STIFF - BY: MARY ROACH (Precis of pg.1 - 86)
Why bury/cremate your body when you can donate it to science, fostering advances in science and saving lives. This book is about achievements made with dead bodies; I've seen many cadavers to create this book, the first being my mothers in an open casket all made-up. I attended an anatomy class for plastic surgeon practice at UCSF. Doctors/students objectify the cadavers to ease the dissecting. All the head kinds vary sitting there in meat roasting pans, I think of them as masks. Before, cadavers were hard to come by and going under surgery had a 50% mortality rate, with no anesthesia. Surgery had a cabaret atmosphere, it boiled down to the poor donating their bodies, there were no consent forms and surgeons would do as they please. There was no respect for cadavers. Yearly at UCSF the anatomy division conducts a memorial service for all the cadavers used. Previously dissection was degree hire for criminal punishment. In the 1700’s anatomy schools began digging up cadavers, they equaled tuition. Anatomist would hire people to dig up bodies, thus came the famous case of Knox who received bodies from Burke & Hare who murder the bodies, and then delivered them fresh. Burke & Knox were both hung and Knox’s skeleton still remains in a museum today. In ancient Rome & Greece they were against human dissection, thus knew very little. In Columbia there was a case where the police were murdering the street urchins to sell their cadavers. I also went to a university where they study the decomposition of bodies under certain variables to aid in criminal justice. There are multiple phases of discomposure, maggots eat at the openings of the body, the bacteria within you eats you, resulting in gas that cannot escape, which swells bacteria rich areas eventually, exploding. There are beetles that eat your muscles as well as maggots and slowly your body melts into the ground. Next I visited a morgue where they embalm cadavers. In the 1600’s Dutch men found a way to embalm bodies because of the shortage of cadavers available for dissection. Embalming really grew during the civil war when the Army had 35,000 cadavers many needing to be transported to their families. Lincoln was then embalmed and brought around America, and it became a fad. Eventually the people warmed up to dissection because of the scientific advances.
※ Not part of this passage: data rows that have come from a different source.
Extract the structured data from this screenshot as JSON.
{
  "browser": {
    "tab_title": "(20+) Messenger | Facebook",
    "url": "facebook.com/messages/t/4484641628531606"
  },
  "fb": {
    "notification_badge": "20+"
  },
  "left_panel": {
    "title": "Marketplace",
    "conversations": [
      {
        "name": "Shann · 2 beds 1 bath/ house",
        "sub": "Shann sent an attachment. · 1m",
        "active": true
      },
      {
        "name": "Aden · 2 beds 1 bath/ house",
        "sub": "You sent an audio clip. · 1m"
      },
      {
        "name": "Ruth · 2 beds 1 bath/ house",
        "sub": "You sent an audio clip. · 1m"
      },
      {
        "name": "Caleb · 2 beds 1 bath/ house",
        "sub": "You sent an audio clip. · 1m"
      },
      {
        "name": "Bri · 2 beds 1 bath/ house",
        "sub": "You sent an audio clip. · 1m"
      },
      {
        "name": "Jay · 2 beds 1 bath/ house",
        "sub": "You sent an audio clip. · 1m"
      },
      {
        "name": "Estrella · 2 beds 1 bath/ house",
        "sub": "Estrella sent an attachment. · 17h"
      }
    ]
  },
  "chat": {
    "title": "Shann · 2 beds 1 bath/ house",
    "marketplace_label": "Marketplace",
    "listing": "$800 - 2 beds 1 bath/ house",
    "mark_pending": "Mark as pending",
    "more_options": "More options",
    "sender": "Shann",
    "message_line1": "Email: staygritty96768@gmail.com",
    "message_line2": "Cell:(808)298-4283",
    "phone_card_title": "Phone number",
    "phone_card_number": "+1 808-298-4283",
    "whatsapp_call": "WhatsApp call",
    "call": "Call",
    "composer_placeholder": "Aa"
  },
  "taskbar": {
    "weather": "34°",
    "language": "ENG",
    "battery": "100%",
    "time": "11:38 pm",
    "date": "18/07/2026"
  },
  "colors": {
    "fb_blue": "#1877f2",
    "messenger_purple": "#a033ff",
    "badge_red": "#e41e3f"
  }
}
• “Life contains these things: leakage and wickage and discharge, pus and snot and slime and gleet. We are biology. We are reminded of this at the beginning and the end, at birth and at death. In between we do what we can to forget” (PG. 83-84)
• “Where before they had been grains of rice, here they are cooked rice . . . They live like rice too, pressed together: a moist, solid entity. If you lower your head to within a foot or two of an infested corpse (and this I truly don’t recommend), you can hear them feeding. (PG. 68)
• Vesalius “ jackdaws aloft in their high chair, with egregious arrogance croaking things they have never investigated but merely committed to memory from the books of others. Thus everything is wrongly taught . . . . and days are wasted in ridiculous question.” (PG. 54)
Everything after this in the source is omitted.